AI personality is bunk, all that really matters is the AI's friendliness to you. If you're moderately stronger than people, they'll tend to like you and not start fights with you. If you're much stronger than a civ, they'll suicidally attack you. If you conquer someone's city, he'll sue for peace. If you break a treaty, the victim will hate you (and so will most other civs to a lesser extent). If you give a civ free stuff, they will like you for 1 turn and then rapidly revert to whatever your relative power says their friendliess should be. Basically no one ever sneak attacks you before their attitude drops to neutral or below. And so on.

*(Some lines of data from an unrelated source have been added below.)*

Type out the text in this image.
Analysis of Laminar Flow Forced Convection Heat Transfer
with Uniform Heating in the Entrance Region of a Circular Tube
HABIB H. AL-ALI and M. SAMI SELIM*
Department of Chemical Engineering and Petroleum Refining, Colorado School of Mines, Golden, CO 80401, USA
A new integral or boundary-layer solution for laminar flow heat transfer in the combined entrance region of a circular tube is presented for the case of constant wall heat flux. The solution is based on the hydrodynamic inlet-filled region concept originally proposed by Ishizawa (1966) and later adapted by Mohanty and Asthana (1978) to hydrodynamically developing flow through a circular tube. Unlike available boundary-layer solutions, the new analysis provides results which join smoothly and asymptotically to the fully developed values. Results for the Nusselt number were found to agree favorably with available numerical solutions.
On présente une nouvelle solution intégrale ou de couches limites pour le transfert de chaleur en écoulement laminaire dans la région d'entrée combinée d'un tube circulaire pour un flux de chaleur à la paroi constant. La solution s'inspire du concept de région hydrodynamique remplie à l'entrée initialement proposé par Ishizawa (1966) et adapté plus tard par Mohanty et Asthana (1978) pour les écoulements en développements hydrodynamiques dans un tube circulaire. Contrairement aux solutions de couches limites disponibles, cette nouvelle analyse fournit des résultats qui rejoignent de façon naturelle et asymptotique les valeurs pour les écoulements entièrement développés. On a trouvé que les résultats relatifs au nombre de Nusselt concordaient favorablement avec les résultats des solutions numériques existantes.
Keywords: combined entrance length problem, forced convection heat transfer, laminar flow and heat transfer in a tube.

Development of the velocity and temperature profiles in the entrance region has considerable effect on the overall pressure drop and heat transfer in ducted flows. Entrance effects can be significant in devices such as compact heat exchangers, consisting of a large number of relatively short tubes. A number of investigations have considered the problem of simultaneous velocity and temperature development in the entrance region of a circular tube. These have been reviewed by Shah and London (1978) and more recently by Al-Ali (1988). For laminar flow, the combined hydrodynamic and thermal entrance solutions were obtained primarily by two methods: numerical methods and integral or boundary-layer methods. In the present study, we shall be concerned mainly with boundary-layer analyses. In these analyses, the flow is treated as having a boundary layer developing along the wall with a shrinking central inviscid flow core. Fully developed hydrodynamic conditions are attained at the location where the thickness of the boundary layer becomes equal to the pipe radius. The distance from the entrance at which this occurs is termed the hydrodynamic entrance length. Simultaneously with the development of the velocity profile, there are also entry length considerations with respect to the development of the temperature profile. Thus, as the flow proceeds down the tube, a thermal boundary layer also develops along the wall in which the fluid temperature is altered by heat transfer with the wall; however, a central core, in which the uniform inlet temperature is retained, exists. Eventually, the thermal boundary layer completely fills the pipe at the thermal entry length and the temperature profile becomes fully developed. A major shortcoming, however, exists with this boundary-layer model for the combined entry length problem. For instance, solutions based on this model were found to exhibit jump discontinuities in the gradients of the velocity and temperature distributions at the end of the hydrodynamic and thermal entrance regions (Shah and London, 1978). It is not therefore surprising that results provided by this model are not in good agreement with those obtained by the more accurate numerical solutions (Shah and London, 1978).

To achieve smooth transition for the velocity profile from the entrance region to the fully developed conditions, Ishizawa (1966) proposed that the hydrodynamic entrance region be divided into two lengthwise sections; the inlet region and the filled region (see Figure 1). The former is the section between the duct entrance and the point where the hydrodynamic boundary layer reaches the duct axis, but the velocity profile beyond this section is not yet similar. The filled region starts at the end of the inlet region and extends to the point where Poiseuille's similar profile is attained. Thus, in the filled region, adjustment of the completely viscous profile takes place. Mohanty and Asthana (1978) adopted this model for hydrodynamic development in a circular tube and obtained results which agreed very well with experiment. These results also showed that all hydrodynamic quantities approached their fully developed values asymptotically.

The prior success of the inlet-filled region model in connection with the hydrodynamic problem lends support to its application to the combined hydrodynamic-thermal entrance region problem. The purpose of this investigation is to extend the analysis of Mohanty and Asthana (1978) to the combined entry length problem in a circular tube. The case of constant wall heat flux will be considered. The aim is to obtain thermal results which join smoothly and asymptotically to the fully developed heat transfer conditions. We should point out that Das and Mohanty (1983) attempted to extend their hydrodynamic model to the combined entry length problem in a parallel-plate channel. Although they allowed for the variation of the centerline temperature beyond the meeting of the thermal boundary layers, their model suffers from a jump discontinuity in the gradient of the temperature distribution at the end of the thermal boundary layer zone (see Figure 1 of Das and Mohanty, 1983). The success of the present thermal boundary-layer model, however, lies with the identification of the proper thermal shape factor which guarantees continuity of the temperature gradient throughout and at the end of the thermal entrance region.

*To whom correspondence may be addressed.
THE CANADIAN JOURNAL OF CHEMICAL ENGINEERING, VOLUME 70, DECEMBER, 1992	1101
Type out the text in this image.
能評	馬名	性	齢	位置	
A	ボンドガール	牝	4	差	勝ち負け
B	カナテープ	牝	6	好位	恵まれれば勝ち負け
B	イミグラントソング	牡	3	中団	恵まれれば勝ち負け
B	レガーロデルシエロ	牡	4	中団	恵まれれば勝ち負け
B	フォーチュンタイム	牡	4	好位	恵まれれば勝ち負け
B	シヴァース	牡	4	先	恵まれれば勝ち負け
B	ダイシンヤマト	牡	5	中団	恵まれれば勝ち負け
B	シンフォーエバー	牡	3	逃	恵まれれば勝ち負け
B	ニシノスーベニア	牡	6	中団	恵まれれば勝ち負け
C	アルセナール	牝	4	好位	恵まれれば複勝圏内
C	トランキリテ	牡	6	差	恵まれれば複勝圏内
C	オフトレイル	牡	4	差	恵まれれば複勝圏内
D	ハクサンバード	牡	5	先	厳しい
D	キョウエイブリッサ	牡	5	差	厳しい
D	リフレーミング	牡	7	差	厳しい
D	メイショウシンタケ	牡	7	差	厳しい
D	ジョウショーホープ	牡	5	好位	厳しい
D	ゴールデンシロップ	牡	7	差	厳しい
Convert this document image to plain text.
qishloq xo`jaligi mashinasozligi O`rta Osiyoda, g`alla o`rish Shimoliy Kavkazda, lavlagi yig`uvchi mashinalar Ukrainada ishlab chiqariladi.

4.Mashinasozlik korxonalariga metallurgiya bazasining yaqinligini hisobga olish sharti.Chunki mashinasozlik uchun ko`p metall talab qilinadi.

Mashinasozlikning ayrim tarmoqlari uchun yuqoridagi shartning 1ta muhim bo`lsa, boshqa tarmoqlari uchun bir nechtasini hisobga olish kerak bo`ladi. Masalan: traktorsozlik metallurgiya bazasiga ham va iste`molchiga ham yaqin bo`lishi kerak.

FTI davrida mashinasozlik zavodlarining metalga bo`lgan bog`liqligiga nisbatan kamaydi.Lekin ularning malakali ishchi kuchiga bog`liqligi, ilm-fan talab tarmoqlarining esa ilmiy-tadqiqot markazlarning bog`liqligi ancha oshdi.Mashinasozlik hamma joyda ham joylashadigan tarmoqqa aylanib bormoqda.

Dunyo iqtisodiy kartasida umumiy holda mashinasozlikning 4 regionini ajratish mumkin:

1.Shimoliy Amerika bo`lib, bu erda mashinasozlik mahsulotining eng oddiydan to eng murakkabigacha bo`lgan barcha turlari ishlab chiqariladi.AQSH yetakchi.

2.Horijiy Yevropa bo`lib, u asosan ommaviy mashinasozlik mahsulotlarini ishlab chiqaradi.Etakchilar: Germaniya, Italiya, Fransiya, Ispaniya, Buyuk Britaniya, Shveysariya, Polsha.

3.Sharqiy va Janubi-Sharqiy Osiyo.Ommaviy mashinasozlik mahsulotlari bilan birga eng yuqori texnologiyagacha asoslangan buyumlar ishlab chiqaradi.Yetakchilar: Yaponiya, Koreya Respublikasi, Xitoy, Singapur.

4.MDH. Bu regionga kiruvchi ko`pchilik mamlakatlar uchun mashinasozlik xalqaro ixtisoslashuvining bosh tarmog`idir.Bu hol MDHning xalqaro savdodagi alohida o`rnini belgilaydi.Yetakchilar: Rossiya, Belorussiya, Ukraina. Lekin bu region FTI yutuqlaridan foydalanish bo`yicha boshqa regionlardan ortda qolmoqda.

Like I said at the very beginning, "I’ve decided to play as the Romans, which is also an almost purely cosmetic choice. The only difference it makes is that no enemy can play as the Romans (or the Russians or Celts) and the enemy AI supposedly changes slightly depending on what civilization they’re playing as. Honestly, I’ve never noticed a real difference in AI behavior."

Even if AI personality WAS significantly different, there's no one color that would really be the best one to play as (and thus prevent the others from using) since every color has 3 civs with different personalities.